With Fields of Fire, the only reason to go through this drill was to try to get it right. It’s a much harder way, but it’s going to be much more satisfying in the end. It took me an entire year to get the rights to shoot this in Vietnam, right in the An Hoa Basin, where I was. We got the NVA [North Vietnamese Army] to play themselves. And the Marine Corps is going to help us. The problem is that there are very few people in Hollywood, on the development or on the money side, who connect emotionally with a positive view of Vietnam service. It’s taken me a lot longer than I ever thought it would, but we’re very close. I think we’re going to get it done this year.

Proceedings: What advice would you give to young people who are contemplating a military career?

Webb: First of all, I think you’ve got to make that decision for yourself. My son just turned 18 and is very interested in going into the Marine Corps. I’m really proud of him for that. But, at the same time, if he were doing it purely because somebody else wanted him to, then he would be in the wrong place.

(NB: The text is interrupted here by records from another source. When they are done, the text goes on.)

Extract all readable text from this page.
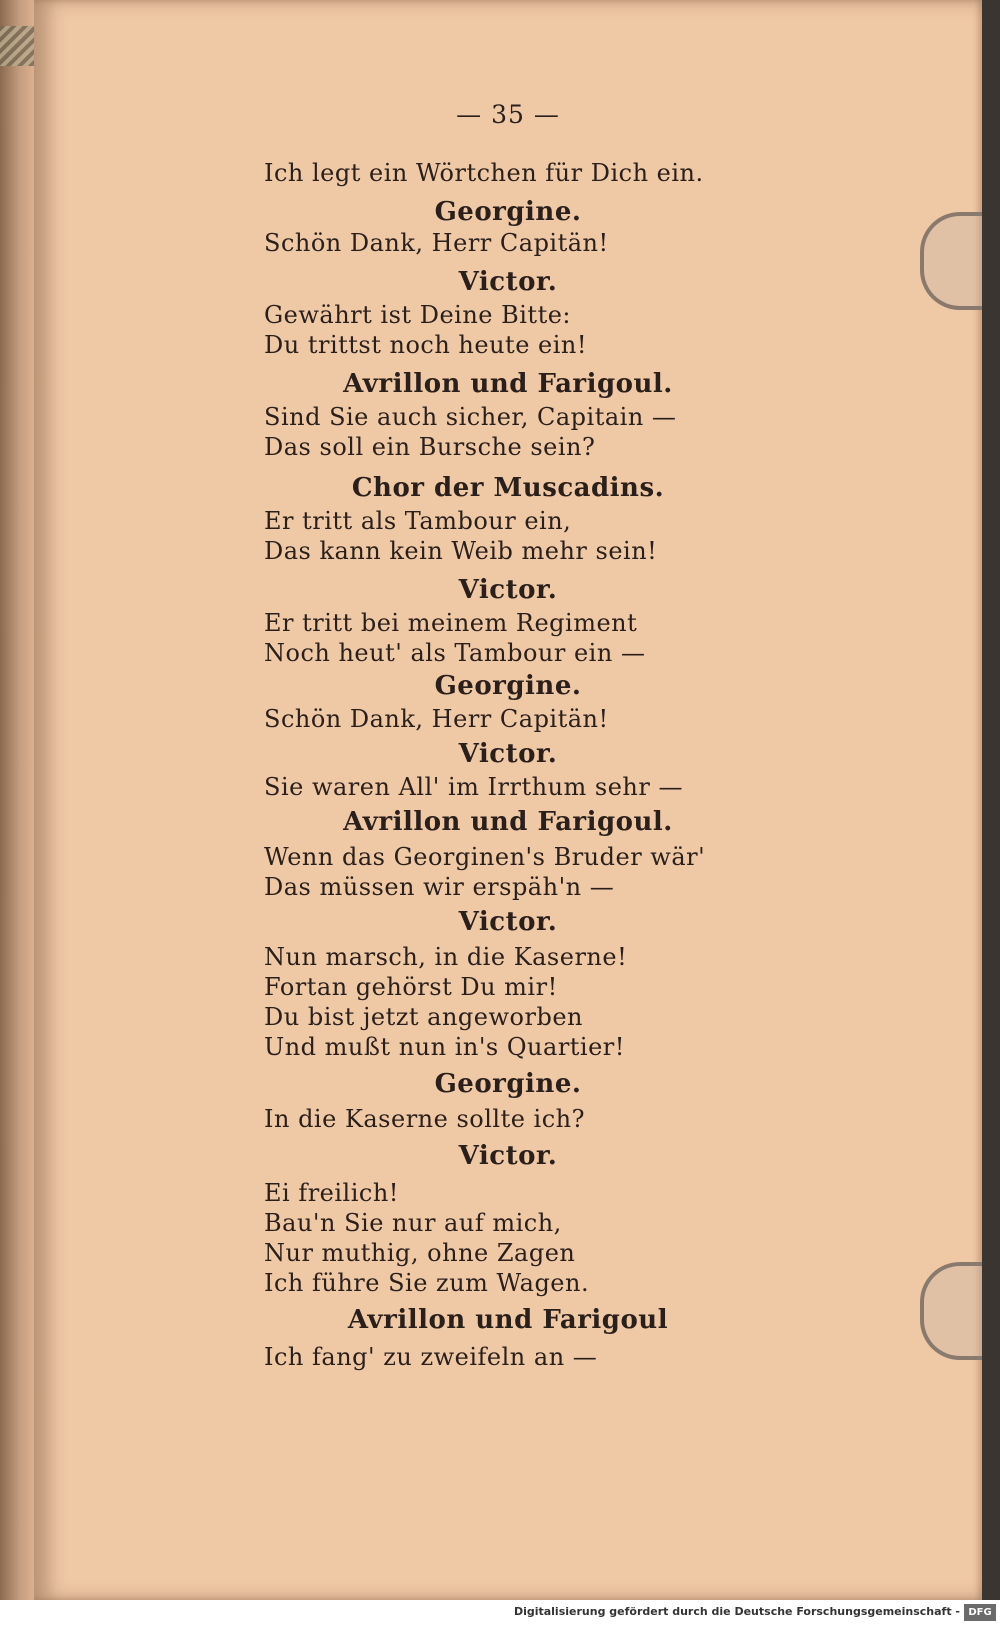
— 35 —
Ich legt ein Wörtchen für Dich ein.
Georgine.
Schön Dank, Herr Capitän!
Victor.
Gewährt ist Deine Bitte:
Du trittst noch heute ein!
Avrillon und Farigoul.
Sind Sie auch sicher, Capitain —
Das soll ein Bursche sein?
Chor der Muscadins.
Er tritt als Tambour ein,
Das kann kein Weib mehr sein!
Victor.
Er tritt bei meinem Regiment
Noch heut' als Tambour ein —
Georgine.
Schön Dank, Herr Capitän!
Victor.
Sie waren All' im Irrthum sehr —
Avrillon und Farigoul.
Wenn das Georginen's Bruder wär'
Das müssen wir erspäh'n —
Victor.
Nun marsch, in die Kaserne!
Fortan gehörst Du mir!
Du bist jetzt angeworben
Und mußt nun in's Quartier!
Georgine.
In die Kaserne sollte ich?
Victor.
Ei freilich!
Bau'n Sie nur auf mich,
Nur muthig, ohne Zagen
Ich führe Sie zum Wagen.
Avrillon und Farigoul
Ich fang' zu zweifeln an —
Digitalisierung gefördert durch die Deutsche Forschungsgemeinschaft - DFG
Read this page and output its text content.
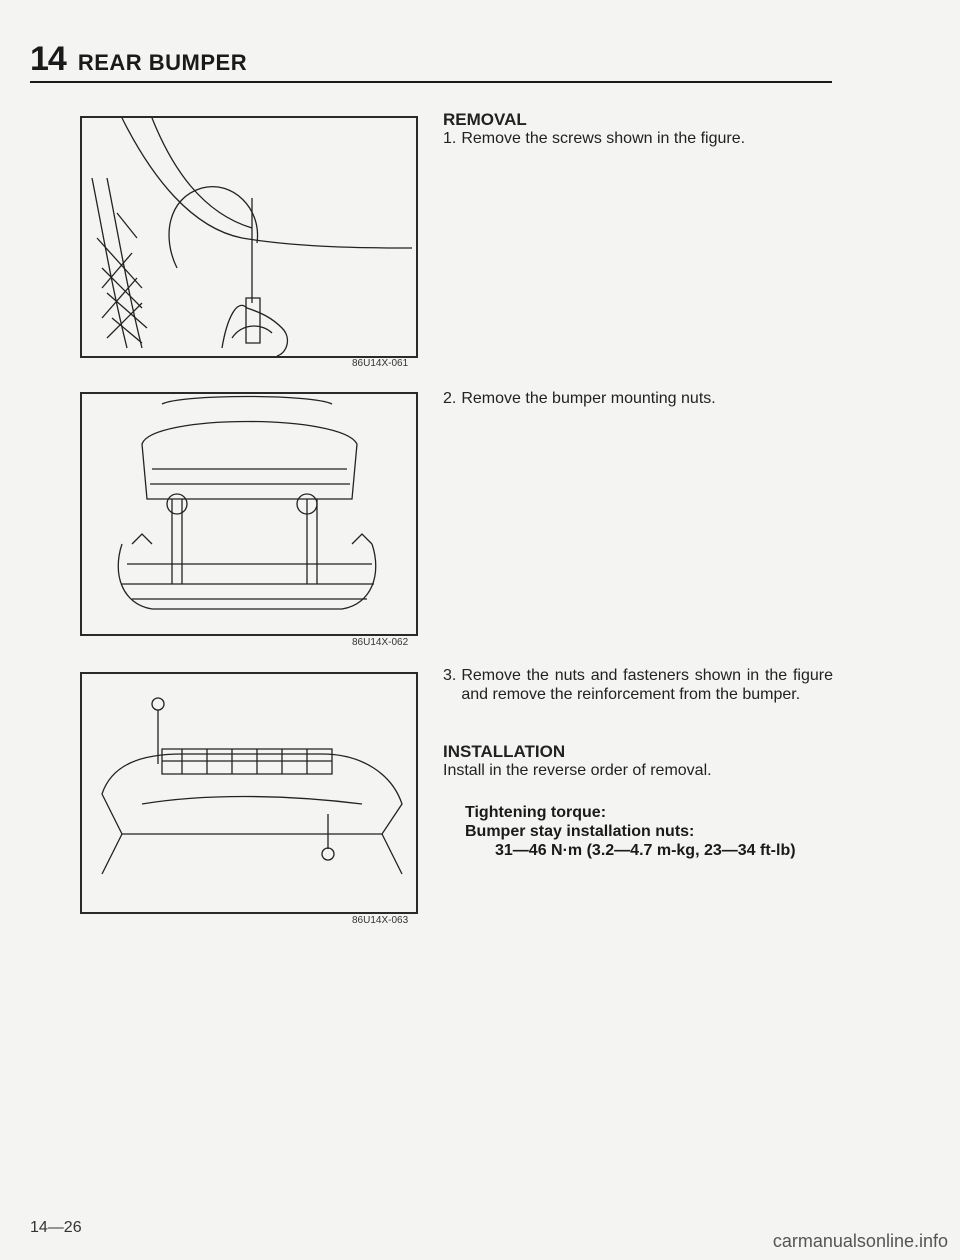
14 REAR BUMPER
86U14X-061
86U14X-062
86U14X-063
REMOVAL
1. Remove the screws shown in the figure.
2. Remove the bumper mounting nuts.
3. Remove the nuts and fasteners shown in the figure and remove the reinforcement from the bumper.
INSTALLATION
Install in the reverse order of removal.
Tightening torque:
Bumper stay installation nuts:
31—46 N·m (3.2—4.7 m-kg, 23—34 ft-lb)
14—26
carmanualsonline.info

That aside, I really wish we had more of a citizen soldiery. I wish we had more people in the country going through the military, because it’s the greatest experience in the world in terms of helping you understand the cultural makeup of the country and how you can work together. Whether you’re in for 3 years or for 30, you take that back to your community, and you have a totally different understanding of this country by having served. There’s no greater thing a young person can do than to be responsible for other people in the military environment. It helps you learn who you are, how to make decisions, and how to lead.

Whether someone going in should remain for a career is a big leadership question. I wouldn’t even put that on a young person. I’d put that on the admirals and the generals. We get so many good people in the U.S. military, and we always have, with a few small blips here and there. Even in bad times there are some really great people coming in the military. And the question always has been whether they are inspired, whether the leadership and the nation will convince them that what they’re doing is important. Napoleon said that there are no bad regiments; there are only bad colonels.